NF-κB Signaling Promotes Both Cell Survival and Neurite Process Formation in Nerve Growth Factor-Stimulated PC12 Cells

Nerve growth factor binds to the TrkA and p75 NTR (p75) and generates signals leading to neuronal cell survival, differentiation, and programmed cell death. Here we describe a series of experiments involving selective activation of either TrkA or p75 in which distinct cell-signaling intermediates promote different cellular consequences. We analyzed pheochromocytoma 12 (PC12) cells stably expressing chimeras consisting of the extracellular domain of PDGF receptor (PDGFR) fused to the transmembrane and cytoplasmic segments of p75 or TrkA. Because PC12 cells lack endogenous PDGFR, addition of PDGF to these cell lines permits selective activation of the p75 or TrkA responses without stimulating endogenous receptors. Although both p75 and TrkA activated nuclear factor-κB (NF-κB), we show that distinct proximal-signaling intermediates are used by each receptor.
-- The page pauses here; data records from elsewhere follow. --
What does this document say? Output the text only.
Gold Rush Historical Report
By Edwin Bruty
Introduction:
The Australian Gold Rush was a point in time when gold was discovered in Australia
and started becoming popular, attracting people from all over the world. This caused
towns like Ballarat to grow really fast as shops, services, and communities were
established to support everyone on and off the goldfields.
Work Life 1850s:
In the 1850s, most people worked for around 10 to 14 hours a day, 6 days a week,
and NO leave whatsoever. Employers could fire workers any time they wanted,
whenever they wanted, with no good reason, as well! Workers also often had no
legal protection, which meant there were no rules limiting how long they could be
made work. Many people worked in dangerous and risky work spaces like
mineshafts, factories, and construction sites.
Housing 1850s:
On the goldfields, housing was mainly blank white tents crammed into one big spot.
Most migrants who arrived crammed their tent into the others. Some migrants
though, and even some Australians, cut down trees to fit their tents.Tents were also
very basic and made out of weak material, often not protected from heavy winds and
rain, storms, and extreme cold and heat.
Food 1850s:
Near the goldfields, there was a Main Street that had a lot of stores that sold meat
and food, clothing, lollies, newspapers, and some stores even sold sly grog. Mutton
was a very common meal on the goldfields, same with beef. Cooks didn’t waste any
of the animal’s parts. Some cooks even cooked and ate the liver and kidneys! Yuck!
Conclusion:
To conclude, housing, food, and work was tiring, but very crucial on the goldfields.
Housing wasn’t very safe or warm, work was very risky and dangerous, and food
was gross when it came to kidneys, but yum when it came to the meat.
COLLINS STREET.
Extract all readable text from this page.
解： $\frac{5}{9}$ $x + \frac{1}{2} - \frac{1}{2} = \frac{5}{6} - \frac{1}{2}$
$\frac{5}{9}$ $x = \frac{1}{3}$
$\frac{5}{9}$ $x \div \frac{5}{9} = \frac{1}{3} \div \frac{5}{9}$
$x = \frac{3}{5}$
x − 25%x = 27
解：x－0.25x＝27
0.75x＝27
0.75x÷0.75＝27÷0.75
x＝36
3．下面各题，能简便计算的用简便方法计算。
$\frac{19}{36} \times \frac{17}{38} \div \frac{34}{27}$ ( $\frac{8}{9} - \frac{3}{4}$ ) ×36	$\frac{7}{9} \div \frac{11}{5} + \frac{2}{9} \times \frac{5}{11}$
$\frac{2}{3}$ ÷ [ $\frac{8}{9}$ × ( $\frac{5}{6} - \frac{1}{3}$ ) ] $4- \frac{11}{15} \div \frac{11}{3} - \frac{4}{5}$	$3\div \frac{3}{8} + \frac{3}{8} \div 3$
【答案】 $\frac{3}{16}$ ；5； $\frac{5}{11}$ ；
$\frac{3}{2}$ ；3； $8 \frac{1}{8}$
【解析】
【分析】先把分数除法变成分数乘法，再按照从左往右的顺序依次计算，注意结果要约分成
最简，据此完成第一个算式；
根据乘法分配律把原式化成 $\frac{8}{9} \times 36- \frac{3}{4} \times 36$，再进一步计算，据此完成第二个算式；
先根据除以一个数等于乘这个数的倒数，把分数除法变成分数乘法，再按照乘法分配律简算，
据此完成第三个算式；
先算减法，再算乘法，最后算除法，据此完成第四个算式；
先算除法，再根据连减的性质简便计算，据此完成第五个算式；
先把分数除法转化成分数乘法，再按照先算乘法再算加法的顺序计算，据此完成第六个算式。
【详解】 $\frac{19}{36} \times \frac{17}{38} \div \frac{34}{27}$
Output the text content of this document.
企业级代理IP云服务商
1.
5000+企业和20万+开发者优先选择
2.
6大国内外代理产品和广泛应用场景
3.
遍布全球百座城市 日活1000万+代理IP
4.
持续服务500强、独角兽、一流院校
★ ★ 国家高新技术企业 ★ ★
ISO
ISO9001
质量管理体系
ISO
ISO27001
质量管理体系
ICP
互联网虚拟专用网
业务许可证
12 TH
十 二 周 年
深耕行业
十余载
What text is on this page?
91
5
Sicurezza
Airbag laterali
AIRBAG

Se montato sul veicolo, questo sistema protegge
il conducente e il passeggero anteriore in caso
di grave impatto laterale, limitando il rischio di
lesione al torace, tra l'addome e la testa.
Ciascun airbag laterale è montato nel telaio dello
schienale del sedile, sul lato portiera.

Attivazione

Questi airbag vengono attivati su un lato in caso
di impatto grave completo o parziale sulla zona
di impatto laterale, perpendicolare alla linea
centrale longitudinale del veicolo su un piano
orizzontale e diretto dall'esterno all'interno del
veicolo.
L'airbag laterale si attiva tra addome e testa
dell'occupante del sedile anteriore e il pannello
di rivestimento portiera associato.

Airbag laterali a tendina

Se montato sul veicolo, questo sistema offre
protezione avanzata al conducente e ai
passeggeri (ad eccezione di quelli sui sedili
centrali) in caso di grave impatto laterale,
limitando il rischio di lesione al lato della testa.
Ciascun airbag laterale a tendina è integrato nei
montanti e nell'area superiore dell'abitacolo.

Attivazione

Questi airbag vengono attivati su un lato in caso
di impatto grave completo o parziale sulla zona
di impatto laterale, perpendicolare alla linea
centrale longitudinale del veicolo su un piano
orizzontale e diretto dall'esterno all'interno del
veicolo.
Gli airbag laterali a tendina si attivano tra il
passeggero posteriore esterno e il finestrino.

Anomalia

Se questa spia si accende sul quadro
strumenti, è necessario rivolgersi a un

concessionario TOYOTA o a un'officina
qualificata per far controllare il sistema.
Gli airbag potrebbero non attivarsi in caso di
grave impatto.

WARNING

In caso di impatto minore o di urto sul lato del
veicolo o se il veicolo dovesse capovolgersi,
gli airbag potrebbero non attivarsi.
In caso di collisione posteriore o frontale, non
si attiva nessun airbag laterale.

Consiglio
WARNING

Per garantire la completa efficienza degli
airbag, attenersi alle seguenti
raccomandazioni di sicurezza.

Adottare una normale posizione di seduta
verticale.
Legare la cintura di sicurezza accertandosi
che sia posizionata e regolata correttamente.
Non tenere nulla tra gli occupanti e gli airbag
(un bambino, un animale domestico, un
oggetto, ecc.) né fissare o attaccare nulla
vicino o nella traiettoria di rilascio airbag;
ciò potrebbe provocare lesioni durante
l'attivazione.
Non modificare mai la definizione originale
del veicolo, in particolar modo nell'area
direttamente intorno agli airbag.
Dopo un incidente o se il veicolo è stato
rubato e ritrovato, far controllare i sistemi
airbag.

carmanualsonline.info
A dominant-negative mutant of TRAF6 blocked p75- but not TrkA-mediated induction of NF-κB. Conversely a dominant-negative mutant of Shc inhibited TrkA but not p75 activation of NF-κB. Both of these distinct signaling pathways subsequently converge, leading to activation of the IκB kinase complex. Moreover, the activation of NF-κB by these distinct pathways after stimulation of either TrkA or p75 leads to different physiological consequences. Blocking p75-mediated activation of NF-κB by ecdysone-inducible expression of a nondegradable mutant of IκBα significantly enhanced apoptosis. In contrast, blocking NF-κB induction via TrkA significantly inhibited neurite process formation in PC12 cells. Together these findings indicate that, although both of these receptors lead to the activation of NF-κB, they proceed via distinct proximal-signaling intermediates and contribute to different cellular outcomes.